Abstract View
Plume Heights Affect the Evolution of Organic Aerosol Optical Properties: Insights from FIREX-AQ Field Measurements
CHENCHONG ZHANG, Benjamin Sumlin, Nishit Shetty, Pai Liu, Rajan K. Chakrabarty, Washington University in St. Louis
Abstract Number: 354
Working Group: Wildfire Aerosols
Abstract
Light-absorbing organic carbon (LAOC) is one of the major components of smoke plumes from biomass burning (BB) events. The atmospheric processing of emitted LAOC in atmospheric transport could have a significant influence on regional radiative forcing and air quality. The spatiotemporal evolution of LAOC optical properties from BB events and their radiative implications are poorly understood, which limits this process-based parameterization in radiative transfer (RT) and chemical transport models (CTMs). Here we synergistically integrate the insights gained from satellite measurements, CTM, and field measurements to investigate the impacts of atmospheric processing on LAOC emitted during the field study portion of the 2019 Fire Influence on Regional to Global Environments and Air Quality (FIREX-AQ) campaign. We incorporate an experimentally constrained radical volatility basis set (VBS) into the WRF-Chem (Weather Research and Forecasting model coupled with Chemistry) CTM to account for the chemical composition of the spatially evolving plume particles.
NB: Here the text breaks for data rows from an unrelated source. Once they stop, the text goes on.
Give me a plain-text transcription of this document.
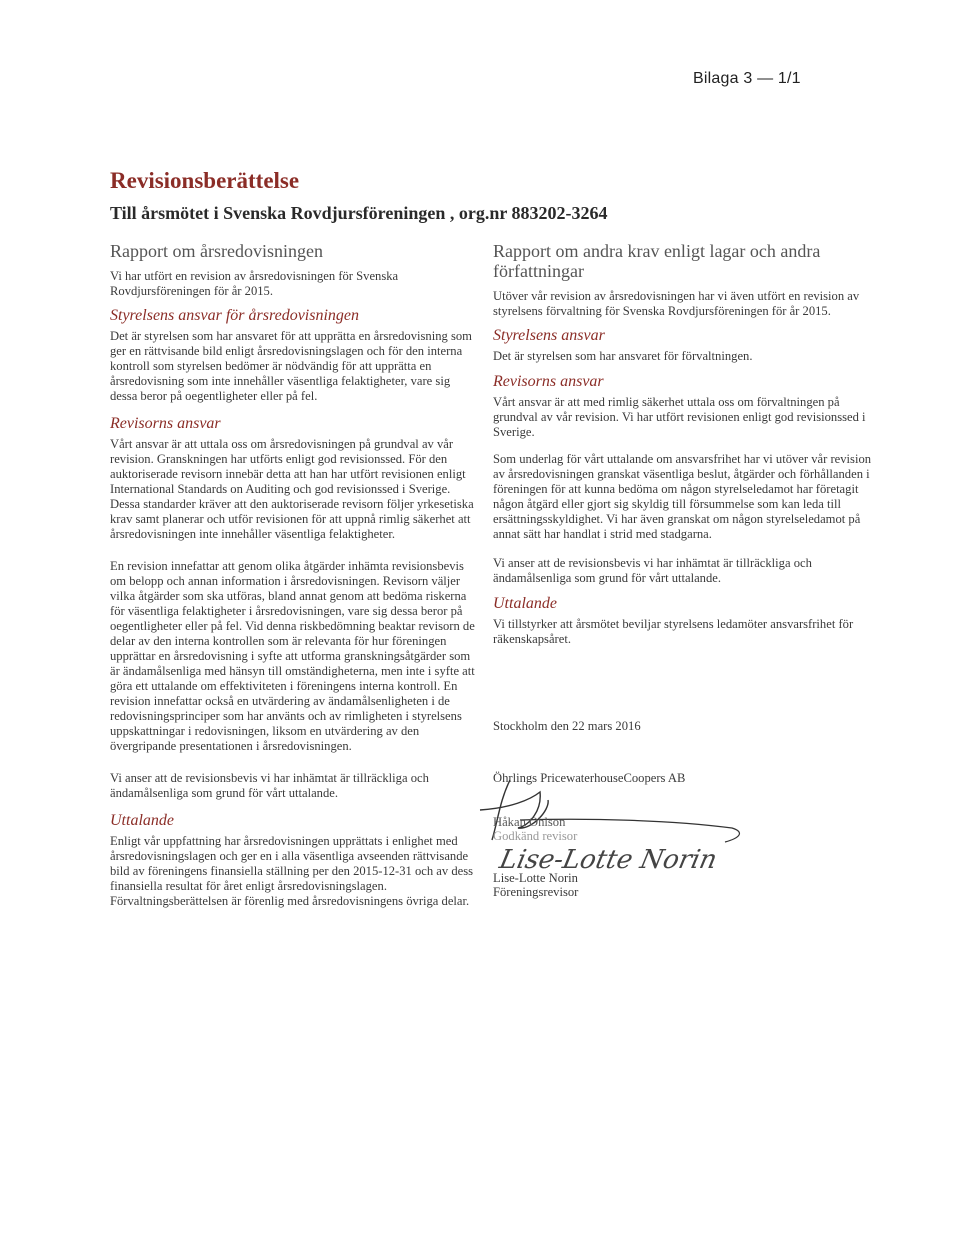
Bilaga 3 — 1/1
Revisionsberättelse
Till årsmötet i Svenska Rovdjursföreningen , org.nr 883202-3264
Rapport om årsredovisningen

Vi har utfört en revision av årsredovisningen för Svenska Rovdjursföreningen för år 2015.

Styrelsens ansvar för årsredovisningen

Det är styrelsen som har ansvaret för att upprätta en årsredovisning som ger en rättvisande bild enligt årsredovisningslagen och för den interna kontroll som styrelsen bedömer är nödvändig för att upprätta en årsredovisning som inte innehåller väsentliga felaktigheter, vare sig dessa beror på oegentligheter eller på fel.

Revisorns ansvar

Vårt ansvar är att uttala oss om årsredovisningen på grundval av vår revision. Granskningen har utförts enligt god revisionssed. För den auktoriserade revisorn innebär detta att han har utfört revisionen enligt International Standards on Auditing och god revisionssed i Sverige. Dessa standarder kräver att den auktoriserade revisorn följer yrkesetiska krav samt planerar och utför revisionen för att uppnå rimlig säkerhet att årsredovisningen inte innehåller väsentliga felaktigheter.

En revision innefattar att genom olika åtgärder inhämta revisionsbevis om belopp och annan information i årsredovisningen. Revisorn väljer vilka åtgärder som ska utföras, bland annat genom att bedöma riskerna för väsentliga felaktigheter i årsredovisningen, vare sig dessa beror på oegentligheter eller på fel. Vid denna riskbedömning beaktar revisorn de delar av den interna kontrollen som är relevanta för hur föreningen upprättar en årsredovisning i syfte att utforma granskningsåtgärder som är ändamålsenliga med hänsyn till omständigheterna, men inte i syfte att göra ett uttalande om effektiviteten i föreningens interna kontroll. En revision innefattar också en utvärdering av ändamålsenligheten i de redovisningsprinciper som har använts och av rimligheten i styrelsens uppskattningar i redovisningen, liksom en utvärdering av den övergripande presentationen i årsredovisningen.

Vi anser att de revisionsbevis vi har inhämtat är tillräckliga och ändamålsenliga som grund för vårt uttalande.

Uttalande

Enligt vår uppfattning har årsredovisningen upprättats i enlighet med årsredovisningslagen och ger en i alla väsentliga avseenden rättvisande bild av föreningens finansiella ställning per den 2015-12-31 och av dess finansiella resultat för året enligt årsredovisningslagen. Förvaltningsberättelsen är förenlig med årsredovisningens övriga delar.

Rapport om andra krav enligt lagar och andra författningar

Utöver vår revision av årsredovisningen har vi även utfört en revision av styrelsens förvaltning för Svenska Rovdjursföreningen för år 2015.

Styrelsens ansvar

Det är styrelsen som har ansvaret för förvaltningen.

Revisorns ansvar

Vårt ansvar är att med rimlig säkerhet uttala oss om förvaltningen på grundval av vår revision. Vi har utfört revisionen enligt god revisionssed i Sverige.

Som underlag för vårt uttalande om ansvarsfrihet har vi utöver vår revision av årsredovisningen granskat väsentliga beslut, åtgärder och förhållanden i föreningen för att kunna bedöma om någon styrelseledamot har företagit någon åtgärd eller gjort sig skyldig till försummelse som kan leda till ersättningsskyldighet. Vi har även granskat om någon styrelseledamot på annat sätt har handlat i strid med stadgarna.

Vi anser att de revisionsbevis vi har inhämtat är tillräckliga och ändamålsenliga som grund för vårt uttalande.

Uttalande

Vi tillstyrker att årsmötet beviljar styrelsens ledamöter ansvarsfrihet för räkenskapsåret.

Stockholm den 22 mars 2016
Öhrlings PricewaterhouseCoopers AB
Håkan Ohlson
Godkänd revisor
Lise-Lotte Norin
Lise-Lotte Norin
Föreningsrevisor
The optical properties of LAOC as a function of photochemical aging are correlated with their fractional compositions in this model. Our simulation results from the CTM are further compared with satellite observations and ground-based measurements to validate the reliable representation of the atmospheric processing for LAOC. Our constrained modeling results show that atmospheric processing of LAOC significantly depends on the smoke plume heights, resulting in stratified vertical profiles of absorption optical depths as a function of photochemical aging. We anticipate our findings to provide better insights for improving LAOC representation in current RTs and CTMs.